Organizações curdas na Europa acusam a União Europeia de participar num “ataque hostil” de Ancara contra o Partido dos Trabalhadores do Curdistão, o PKK.
Ontem, a polícia federal belga efectuou pelo menos 28 buscas em varias regiões do país e deteve 20 pessoas, supostamente membros do PKK.
Entre os locais visados pelas autoridades belgas encontravam-se as instalações da televisão curda Roj TV, local onde confrontos entre manifestantes curdos e a polícia causaram um ferido grave.
Segundo as autoridades belgas, os investigadores encontraram documentos falsos e elevadas somas em dinheiro que acreditam serem destinadas ao recrutamento e à formação de combatentes do PKK na Bélgica mas também na Grécia e na Turquia.
Nas instalações da televisão curda em Denderleeuw, onde alegadamente opera um canal de rádio que transmite instruções aos combatentes do PKK, a polícia diz ter encontrado cerca de 100.000 euros.
Entre os detidos encontram-se Zubeyir Aydar e Remzi Kartal, dois antigos membros do parlamento turco acusados por Ancara de dirigirem o movimento curdo na Europa.

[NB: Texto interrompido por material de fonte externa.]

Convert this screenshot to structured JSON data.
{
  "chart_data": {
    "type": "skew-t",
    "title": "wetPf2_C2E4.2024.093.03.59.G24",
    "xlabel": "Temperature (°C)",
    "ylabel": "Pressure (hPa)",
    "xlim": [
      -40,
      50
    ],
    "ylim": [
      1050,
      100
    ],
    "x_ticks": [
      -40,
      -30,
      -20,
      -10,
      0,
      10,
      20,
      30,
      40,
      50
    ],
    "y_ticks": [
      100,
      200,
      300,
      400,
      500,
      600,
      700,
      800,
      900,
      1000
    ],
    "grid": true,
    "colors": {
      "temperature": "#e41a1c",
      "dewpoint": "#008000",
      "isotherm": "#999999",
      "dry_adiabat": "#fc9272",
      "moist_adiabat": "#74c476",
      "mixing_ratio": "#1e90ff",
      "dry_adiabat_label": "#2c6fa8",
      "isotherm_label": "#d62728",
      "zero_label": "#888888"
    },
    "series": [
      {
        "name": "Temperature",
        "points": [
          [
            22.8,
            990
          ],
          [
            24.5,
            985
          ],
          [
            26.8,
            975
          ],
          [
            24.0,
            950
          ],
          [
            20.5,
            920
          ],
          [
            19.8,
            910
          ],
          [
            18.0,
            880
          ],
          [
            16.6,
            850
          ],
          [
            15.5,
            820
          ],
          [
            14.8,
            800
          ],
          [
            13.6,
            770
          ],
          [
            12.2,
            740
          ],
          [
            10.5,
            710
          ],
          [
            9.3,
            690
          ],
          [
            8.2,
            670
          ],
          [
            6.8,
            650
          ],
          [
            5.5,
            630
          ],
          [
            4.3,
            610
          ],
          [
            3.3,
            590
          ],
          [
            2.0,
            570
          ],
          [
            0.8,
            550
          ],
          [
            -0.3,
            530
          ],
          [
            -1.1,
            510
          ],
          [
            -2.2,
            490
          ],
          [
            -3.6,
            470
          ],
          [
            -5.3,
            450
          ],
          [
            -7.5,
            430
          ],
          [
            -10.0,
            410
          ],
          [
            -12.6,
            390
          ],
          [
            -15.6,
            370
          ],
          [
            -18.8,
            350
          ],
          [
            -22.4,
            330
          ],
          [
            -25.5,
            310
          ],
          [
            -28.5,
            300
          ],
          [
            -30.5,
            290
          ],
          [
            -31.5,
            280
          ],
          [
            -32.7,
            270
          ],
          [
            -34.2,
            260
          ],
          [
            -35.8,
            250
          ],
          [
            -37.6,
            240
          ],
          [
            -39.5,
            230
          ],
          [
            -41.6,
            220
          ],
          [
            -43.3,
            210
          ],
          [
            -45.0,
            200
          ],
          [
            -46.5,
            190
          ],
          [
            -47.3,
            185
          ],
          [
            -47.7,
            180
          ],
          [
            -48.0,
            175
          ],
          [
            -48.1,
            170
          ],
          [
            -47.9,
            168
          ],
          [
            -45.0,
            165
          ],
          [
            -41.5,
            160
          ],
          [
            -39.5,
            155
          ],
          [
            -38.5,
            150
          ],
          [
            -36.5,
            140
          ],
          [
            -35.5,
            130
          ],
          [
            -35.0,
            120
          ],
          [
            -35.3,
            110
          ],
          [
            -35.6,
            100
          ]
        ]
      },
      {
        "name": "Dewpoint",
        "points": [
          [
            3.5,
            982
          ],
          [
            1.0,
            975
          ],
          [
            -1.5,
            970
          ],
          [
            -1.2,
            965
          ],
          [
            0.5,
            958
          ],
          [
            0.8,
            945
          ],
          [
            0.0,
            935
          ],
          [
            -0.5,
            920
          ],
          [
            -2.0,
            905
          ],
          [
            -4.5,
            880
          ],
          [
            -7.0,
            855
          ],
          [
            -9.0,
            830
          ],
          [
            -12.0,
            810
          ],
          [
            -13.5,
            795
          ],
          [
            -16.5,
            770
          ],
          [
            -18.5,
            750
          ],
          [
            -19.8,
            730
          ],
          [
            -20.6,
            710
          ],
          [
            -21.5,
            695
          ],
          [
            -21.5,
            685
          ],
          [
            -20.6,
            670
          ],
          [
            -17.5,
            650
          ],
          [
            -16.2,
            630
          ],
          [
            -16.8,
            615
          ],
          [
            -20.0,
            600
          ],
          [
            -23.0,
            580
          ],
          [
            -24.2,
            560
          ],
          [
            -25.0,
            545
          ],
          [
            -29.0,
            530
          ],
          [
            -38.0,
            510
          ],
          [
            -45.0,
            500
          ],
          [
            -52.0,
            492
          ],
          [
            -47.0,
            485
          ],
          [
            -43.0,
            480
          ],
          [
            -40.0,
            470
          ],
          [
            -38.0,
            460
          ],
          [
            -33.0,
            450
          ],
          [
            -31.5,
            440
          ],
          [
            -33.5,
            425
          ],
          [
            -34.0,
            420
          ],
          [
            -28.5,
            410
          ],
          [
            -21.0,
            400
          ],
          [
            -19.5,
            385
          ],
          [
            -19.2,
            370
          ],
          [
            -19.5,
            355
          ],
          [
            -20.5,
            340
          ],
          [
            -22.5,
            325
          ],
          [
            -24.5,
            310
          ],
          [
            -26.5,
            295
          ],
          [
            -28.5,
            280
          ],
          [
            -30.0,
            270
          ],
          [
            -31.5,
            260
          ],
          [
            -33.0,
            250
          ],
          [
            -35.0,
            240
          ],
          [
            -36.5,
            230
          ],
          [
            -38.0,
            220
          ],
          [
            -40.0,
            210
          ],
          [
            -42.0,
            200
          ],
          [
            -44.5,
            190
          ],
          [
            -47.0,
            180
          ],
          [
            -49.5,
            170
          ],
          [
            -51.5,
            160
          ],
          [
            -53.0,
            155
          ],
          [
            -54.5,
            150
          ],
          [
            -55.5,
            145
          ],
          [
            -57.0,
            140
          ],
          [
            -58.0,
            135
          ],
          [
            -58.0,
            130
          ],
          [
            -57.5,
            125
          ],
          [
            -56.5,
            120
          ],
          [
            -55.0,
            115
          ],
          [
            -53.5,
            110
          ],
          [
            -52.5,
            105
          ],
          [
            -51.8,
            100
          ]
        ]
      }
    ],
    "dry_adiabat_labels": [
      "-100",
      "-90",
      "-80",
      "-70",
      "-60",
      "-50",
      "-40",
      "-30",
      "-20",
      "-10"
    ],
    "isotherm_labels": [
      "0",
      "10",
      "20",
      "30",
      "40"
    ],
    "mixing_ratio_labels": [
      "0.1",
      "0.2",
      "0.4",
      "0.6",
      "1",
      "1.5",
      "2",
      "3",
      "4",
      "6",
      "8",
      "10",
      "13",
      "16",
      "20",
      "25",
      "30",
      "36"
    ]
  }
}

Cartaz de 2007 na montra de uma loja turca em Bruxelas apelando aos turcos para organizarem acções contra a comunidade curda. Os “Lobos Cinzentos” estão presentes nos bairros populares turcos da capital belga.

Um jornalista independente turco em Bruxelas acusou ontem Ancara de fomentar acções dos “Lobos Cinzentos” na Bélgica como elemento de pressão junto das autoridades locais – nos últimos meses as comunidades turcas de Schaarbeek e de Saint Josse Ten Noode, na região de Bruxelas, estiveram envolvidas em movimentos de protesto nacionalistas que deram origem a confrontos com a polícia. Informação confirmada também por fonte do ministério do interior belga que reconhece que “as autoridades turcas ajudaram a organizar esta operação”.
Em Dezembro do ano passado as autoridades turcas tinham protestado contra a decisão da justiça belga de libertar seis alegados membros do DHKPC, movimento da extrema-esquerda turca. Ontem, Ancara saudou “a forma como a polícia belga cumpriu as suas obrigações na luta contra o terrorismo internacional”.
O PKK combate o exército turco há mais de 25 anos pedindo a independência do Curdistão e é considerado como uma organização terrorista pela União Europeia e pela Turquia.

Manifestações e protestos nos próximos dias

“Todos os curdos que vivem na Europa” são chamados a unirem-se em Bruxelas e a organizarem acções de protesto “contra este ataque hostil”, revela um comunicado do KCK, uma organização ligada ao PKK. Segundo o mesmo documento, as acções de protesto devem abranger “todo o território do Curdistão”, o que engloba as zonas de população curda na Turquia, no Iraque, Irão e na Síria.
Esta manhã, em Londres, Bruxelas e Berlim, circulavam mensagens via SMS com apelos a uma grande manifestação junto das instalações europeias na capital belga.